Workshop:PAW-ATM 2020: The 3rd Annual Parallel Applications Workshop, Alternatives To MPI+X
Authors: John Shalf (Lawrence Berkeley National Laboratory)
Abstract: Moore’s Law is a techno-economic model that has enabled the IT industry to double the performance and functionality of digital electronics roughly every 2 years within a fixed cost, power and area. This expectation has led to a relatively stable ecosystem (e.g. electronic design automation tools, compilers, simulators and emulators) built around general-purpose processor technologies, such as the x86, ARM and Power instruction set architectures. However, the historical improvements in performance offered by successive generations of lithography are waning while costs for new chip generations are growing rapidly.
In the near term, the most practical path to continued performance growth will be architectural specialization in the form of many different kinds of accelerators.
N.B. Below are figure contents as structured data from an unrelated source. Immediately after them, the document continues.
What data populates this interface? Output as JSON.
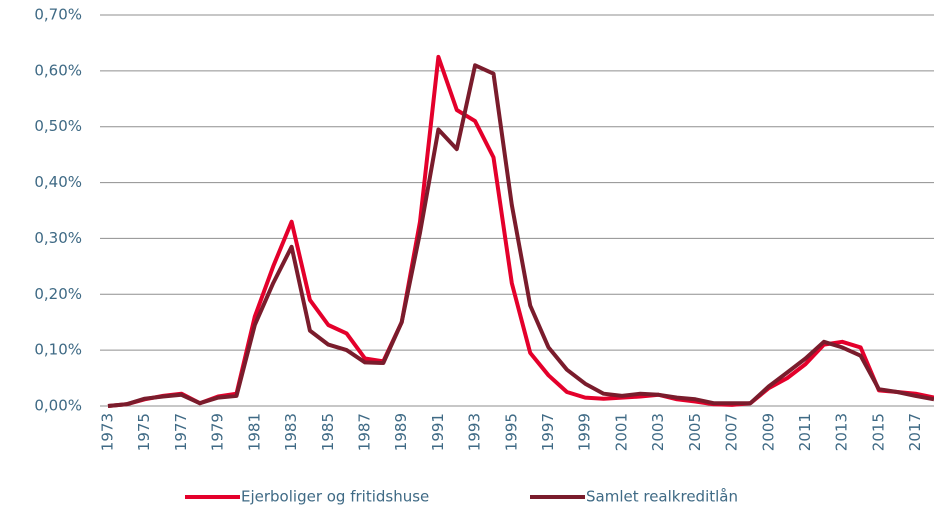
{
  "chart_data": {
    "type": "line",
    "x": [
      1973,
      1974,
      1975,
      1976,
      1977,
      1978,
      1979,
      1980,
      1981,
      1982,
      1983,
      1984,
      1985,
      1986,
      1987,
      1988,
      1989,
      1990,
      1991,
      1992,
      1993,
      1994,
      1995,
      1996,
      1997,
      1998,
      1999,
      2000,
      2001,
      2002,
      2003,
      2004,
      2005,
      2006,
      2007,
      2008,
      2009,
      2010,
      2011,
      2012,
      2013,
      2014,
      2015,
      2016,
      2017,
      2018
    ],
    "series": [
      {
        "name": "Ejerboliger og fritidshuse",
        "color": "#e4002b",
        "values": [
          0,
          0.003,
          0.012,
          0.018,
          0.022,
          0.005,
          0.017,
          0.022,
          0.16,
          0.25,
          0.33,
          0.19,
          0.145,
          0.13,
          0.085,
          0.08,
          0.15,
          0.33,
          0.625,
          0.53,
          0.51,
          0.445,
          0.22,
          0.095,
          0.055,
          0.025,
          0.015,
          0.013,
          0.015,
          0.017,
          0.02,
          0.012,
          0.008,
          0.003,
          0.002,
          0.005,
          0.032,
          0.05,
          0.075,
          0.11,
          0.115,
          0.105,
          0.028,
          0.025,
          0.022,
          0.015
        ]
      },
      {
        "name": "Samlet realkreditlån",
        "color": "#7a1c2c",
        "values": [
          0,
          0.003,
          0.013,
          0.017,
          0.02,
          0.005,
          0.015,
          0.018,
          0.145,
          0.22,
          0.285,
          0.135,
          0.11,
          0.1,
          0.078,
          0.077,
          0.15,
          0.31,
          0.495,
          0.46,
          0.61,
          0.595,
          0.36,
          0.18,
          0.105,
          0.065,
          0.04,
          0.022,
          0.018,
          0.022,
          0.02,
          0.015,
          0.012,
          0.005,
          0.005,
          0.005,
          0.035,
          0.06,
          0.085,
          0.115,
          0.105,
          0.09,
          0.03,
          0.025,
          0.018,
          0.012
        ]
      }
    ],
    "xlim": [
      1973,
      2018
    ],
    "xticks": [
      1973,
      1975,
      1977,
      1979,
      1981,
      1983,
      1985,
      1987,
      1989,
      1991,
      1993,
      1995,
      1997,
      1999,
      2001,
      2003,
      2005,
      2007,
      2009,
      2011,
      2013,
      2015,
      2017
    ],
    "ylim": [
      0,
      0.7
    ],
    "yticks": [
      {
        "value": 0,
        "label": "0,00%"
      },
      {
        "value": 0.1,
        "label": "0,10%"
      },
      {
        "value": 0.2,
        "label": "0,20%"
      },
      {
        "value": 0.3,
        "label": "0,30%"
      },
      {
        "value": 0.4,
        "label": "0,40%"
      },
      {
        "value": 0.5,
        "label": "0,50%"
      },
      {
        "value": 0.6,
        "label": "0,60%"
      },
      {
        "value": 0.7,
        "label": "0,70%"
      }
    ],
    "grid": true,
    "legend": "bottom"
  }
}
New software implementations, and in many cases new mathematical models and algorithmic approaches, are necessary to advance the science that can be done with these specialized architecture. This trend will not only continue but also intensify as the transition from multi-core systems to hybrid systems has already caused many teams to re-factor and redesign their implementations. But the next step to systems that exploit not just one type of accelerator but a full range of heterogeneous architectures will require more fundamental and disruptive changes in algorithm and software approaches. This applies to the broad range of algorithms used in simulation, data analysis and learning. New programming models or low-level software constructs that hide the details of the architecture from the implementation can make future programming less time-consuming, but they will not eliminate nor in many cases even mitigate the need to redesign algorithms. Future software development will not be tractable if a completely different code base is required for each different variant of a specialized system.
The aspirational desire for “minimizing the number of lines of code that must be changed to migrate to different systems with different arrangements of specialization” is encapsulated in the loaded phrase “Performance Portability.” However, performance portability is likely not an achievable goal if we attempt to do it using imperative languages like Fortran and C/C++. There is simply not enough flexibility built in to the specification of the algorithm for a compiler to do anything other than what the algorithm designer explicitly stated in their code. To make this future of diverse accelerators usable and accessible in the former case will require the co-design of new compiler technology and domain- specific languages (DSLs) designed around the requirements of the target computational motifs (the 13 motifs that extended Phil Colella’s original Dwarfs of algorithmic methods). The higher levels of abstraction and declarative semantics offered by DSLs enable more degrees of freedom to optimally map the algorithms onto diverse hardware than traditional imperative languages that over-prescribe the solution. Because this will drastically increase the complexity of the mapping problem, new mathematics for optimization will be developed, along with better performance introspection (both hardware and software mechanisms for online performance introspection) through extensions to the roofline model. Use of ML/AI technologies will be essential to enable analysis and automation of dynamic optimizations.